When God’s Answer Extends Beyond This Life
There is an even deeper truth that Psalm 22 quietly points toward. Sometimes God’s answer does not come within the span of our earthly lives. Prayers for healing may still end in loss. Longings for restoration may remain unresolved. Yet the psalm refuses to frame those outcomes as abandonment. Instead, it stretches our understanding of God’s faithfulness beyond the limits of this life.
Easter brings that truth into full light. Death is not the end of God’s presence, but the doorway into its fullness. What feels unanswered here may be completed there, held within a reality where God’s purposes are finally seen as whole.

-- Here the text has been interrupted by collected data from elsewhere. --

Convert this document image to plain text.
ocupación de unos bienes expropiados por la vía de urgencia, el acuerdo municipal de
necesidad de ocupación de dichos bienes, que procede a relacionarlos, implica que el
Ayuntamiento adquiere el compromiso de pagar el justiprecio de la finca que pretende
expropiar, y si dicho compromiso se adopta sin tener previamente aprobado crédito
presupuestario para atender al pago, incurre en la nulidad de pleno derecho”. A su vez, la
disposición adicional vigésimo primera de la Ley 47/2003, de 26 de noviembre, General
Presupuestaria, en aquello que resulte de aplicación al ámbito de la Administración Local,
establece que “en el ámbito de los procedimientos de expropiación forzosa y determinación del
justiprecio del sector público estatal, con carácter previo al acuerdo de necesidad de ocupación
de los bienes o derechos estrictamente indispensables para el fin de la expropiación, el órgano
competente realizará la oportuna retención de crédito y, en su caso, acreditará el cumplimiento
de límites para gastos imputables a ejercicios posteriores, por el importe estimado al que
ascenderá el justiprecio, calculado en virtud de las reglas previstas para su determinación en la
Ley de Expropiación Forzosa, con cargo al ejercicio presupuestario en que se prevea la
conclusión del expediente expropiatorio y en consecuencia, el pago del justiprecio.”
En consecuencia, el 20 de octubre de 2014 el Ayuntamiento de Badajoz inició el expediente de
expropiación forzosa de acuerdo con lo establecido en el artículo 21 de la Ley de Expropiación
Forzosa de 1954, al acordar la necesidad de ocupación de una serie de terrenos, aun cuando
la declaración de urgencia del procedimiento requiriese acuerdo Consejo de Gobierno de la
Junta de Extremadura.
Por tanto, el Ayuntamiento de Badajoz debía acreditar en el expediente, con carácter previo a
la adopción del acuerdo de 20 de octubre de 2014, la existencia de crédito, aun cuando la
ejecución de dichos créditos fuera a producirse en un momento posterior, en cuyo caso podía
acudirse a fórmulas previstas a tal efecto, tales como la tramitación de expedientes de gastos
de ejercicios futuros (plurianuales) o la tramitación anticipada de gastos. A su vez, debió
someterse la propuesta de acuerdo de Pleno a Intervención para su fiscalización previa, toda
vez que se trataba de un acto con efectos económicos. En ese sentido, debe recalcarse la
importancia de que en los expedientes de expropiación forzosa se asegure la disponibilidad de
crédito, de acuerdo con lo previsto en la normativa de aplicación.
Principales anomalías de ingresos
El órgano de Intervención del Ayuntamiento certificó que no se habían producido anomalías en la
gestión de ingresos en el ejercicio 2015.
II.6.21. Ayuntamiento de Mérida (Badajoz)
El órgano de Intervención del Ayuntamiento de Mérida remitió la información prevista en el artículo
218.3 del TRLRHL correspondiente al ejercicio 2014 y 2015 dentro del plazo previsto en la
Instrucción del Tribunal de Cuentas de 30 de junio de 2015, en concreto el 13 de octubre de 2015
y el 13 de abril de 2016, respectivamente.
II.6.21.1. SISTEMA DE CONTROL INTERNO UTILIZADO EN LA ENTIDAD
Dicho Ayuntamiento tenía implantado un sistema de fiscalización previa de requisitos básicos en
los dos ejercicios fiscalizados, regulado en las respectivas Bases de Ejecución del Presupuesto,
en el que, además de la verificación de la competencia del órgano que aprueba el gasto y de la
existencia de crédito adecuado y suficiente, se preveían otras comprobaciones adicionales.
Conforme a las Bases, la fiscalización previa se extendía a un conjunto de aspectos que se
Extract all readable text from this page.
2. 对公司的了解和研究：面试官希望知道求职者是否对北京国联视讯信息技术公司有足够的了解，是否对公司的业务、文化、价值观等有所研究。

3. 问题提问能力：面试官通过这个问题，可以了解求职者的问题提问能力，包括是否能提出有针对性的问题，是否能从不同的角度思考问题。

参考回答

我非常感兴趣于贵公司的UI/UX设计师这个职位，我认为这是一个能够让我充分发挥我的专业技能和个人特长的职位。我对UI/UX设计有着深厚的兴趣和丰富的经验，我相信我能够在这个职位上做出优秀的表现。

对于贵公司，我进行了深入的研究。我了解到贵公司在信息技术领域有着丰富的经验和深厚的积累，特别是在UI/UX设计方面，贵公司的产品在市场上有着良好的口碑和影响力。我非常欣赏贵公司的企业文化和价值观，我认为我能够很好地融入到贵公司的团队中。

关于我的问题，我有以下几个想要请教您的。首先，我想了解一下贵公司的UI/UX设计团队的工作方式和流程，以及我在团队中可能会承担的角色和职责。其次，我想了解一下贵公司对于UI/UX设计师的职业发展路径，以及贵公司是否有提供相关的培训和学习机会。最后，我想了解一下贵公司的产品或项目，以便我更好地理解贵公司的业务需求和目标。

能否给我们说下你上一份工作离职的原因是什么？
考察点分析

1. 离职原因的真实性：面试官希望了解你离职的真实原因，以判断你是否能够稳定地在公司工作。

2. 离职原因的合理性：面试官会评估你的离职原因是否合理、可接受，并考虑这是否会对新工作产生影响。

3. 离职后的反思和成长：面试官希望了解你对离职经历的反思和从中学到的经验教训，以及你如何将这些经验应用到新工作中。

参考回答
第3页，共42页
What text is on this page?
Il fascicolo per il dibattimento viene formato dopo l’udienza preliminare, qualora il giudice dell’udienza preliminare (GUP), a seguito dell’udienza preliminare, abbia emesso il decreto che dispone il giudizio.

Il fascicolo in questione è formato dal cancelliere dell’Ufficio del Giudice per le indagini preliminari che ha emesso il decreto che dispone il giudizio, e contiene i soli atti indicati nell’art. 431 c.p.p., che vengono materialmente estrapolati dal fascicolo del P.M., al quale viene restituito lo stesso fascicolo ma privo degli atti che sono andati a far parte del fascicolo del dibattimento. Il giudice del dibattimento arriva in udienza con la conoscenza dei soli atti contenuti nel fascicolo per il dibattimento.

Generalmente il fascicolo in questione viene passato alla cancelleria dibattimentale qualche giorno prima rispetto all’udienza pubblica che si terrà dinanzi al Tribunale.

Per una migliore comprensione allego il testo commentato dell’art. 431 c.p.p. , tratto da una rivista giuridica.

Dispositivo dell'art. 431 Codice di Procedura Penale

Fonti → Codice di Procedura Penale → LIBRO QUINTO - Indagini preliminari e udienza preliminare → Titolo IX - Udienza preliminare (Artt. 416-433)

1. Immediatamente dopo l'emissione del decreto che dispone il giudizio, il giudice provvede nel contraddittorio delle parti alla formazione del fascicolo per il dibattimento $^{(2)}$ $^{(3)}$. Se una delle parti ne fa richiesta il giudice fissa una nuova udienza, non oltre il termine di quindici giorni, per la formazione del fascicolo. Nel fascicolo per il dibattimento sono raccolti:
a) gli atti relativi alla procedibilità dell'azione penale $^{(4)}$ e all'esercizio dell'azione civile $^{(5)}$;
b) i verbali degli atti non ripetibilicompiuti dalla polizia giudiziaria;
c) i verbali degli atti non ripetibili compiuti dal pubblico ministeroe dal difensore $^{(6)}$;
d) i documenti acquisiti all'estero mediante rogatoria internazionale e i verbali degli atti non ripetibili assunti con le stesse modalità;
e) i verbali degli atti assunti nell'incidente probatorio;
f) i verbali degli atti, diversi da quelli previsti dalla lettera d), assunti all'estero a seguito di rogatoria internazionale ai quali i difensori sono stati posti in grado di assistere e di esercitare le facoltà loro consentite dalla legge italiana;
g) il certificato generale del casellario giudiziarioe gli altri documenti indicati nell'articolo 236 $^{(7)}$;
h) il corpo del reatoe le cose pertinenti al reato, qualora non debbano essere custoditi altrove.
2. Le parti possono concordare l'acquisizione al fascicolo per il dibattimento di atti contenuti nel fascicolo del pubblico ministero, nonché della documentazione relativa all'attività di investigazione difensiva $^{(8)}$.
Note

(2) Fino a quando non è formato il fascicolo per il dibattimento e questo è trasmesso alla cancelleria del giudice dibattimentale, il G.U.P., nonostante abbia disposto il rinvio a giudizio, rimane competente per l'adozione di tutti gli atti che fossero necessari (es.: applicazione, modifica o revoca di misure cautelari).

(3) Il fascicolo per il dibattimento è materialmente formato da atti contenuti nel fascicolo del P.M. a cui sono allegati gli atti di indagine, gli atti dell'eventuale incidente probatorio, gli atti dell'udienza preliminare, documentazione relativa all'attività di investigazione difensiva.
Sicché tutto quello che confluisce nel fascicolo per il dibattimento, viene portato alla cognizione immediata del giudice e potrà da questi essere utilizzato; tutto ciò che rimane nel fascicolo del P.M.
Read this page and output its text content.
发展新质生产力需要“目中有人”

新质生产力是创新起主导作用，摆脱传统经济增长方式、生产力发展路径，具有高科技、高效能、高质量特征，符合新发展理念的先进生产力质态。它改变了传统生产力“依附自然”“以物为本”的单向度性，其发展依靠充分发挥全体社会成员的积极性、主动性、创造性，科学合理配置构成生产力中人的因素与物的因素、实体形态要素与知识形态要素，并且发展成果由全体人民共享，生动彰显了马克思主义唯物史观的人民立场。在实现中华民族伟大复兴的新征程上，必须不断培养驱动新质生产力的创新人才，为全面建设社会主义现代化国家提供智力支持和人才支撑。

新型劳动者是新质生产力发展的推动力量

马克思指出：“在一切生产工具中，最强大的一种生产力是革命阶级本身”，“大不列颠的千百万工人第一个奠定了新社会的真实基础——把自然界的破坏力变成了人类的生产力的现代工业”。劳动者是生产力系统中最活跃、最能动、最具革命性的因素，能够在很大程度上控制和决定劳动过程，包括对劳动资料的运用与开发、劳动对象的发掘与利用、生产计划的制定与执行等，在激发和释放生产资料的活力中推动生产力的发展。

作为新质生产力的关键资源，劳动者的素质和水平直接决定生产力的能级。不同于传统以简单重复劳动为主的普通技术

From Good Friday to Easter Morning
Easter reminds us that silence is not the end of the story. Between the cross and the resurrection, there was a period where nothing seemed to happen. No visible victory. No immediate resolution. Just waiting. Yet in that hidden space, everything was changing.
The resurrection did not negate the suffering of the cross. It revealed its purpose. In the same way, the unanswered prayers in our lives may not be signs of abandonment, but moments where God is working beyond our understanding.
Faith That Stands and Kneels
Psalm 22 teaches us a rhythm that is essential for a living faith. Before the world, we may stand with integrity, trusting that we are walking in obedience. Before God, we kneel with humility, acknowledging that we do not see the whole picture.
Easter holds both postures together. It invites us to bring our questions, our doubts, and our pain into the presence of a God who hears, even when He seems silent.
A Final Word This Easter
If you find yourself in a place where God feels distant, Psalm 22 offers you language for that experience. More importantly, it offers you hope. Feeling abandoned is not the same as being abandoned. The cross may feel like silence, but the resurrection reminds us that God is always at work, even when we cannot yet see it.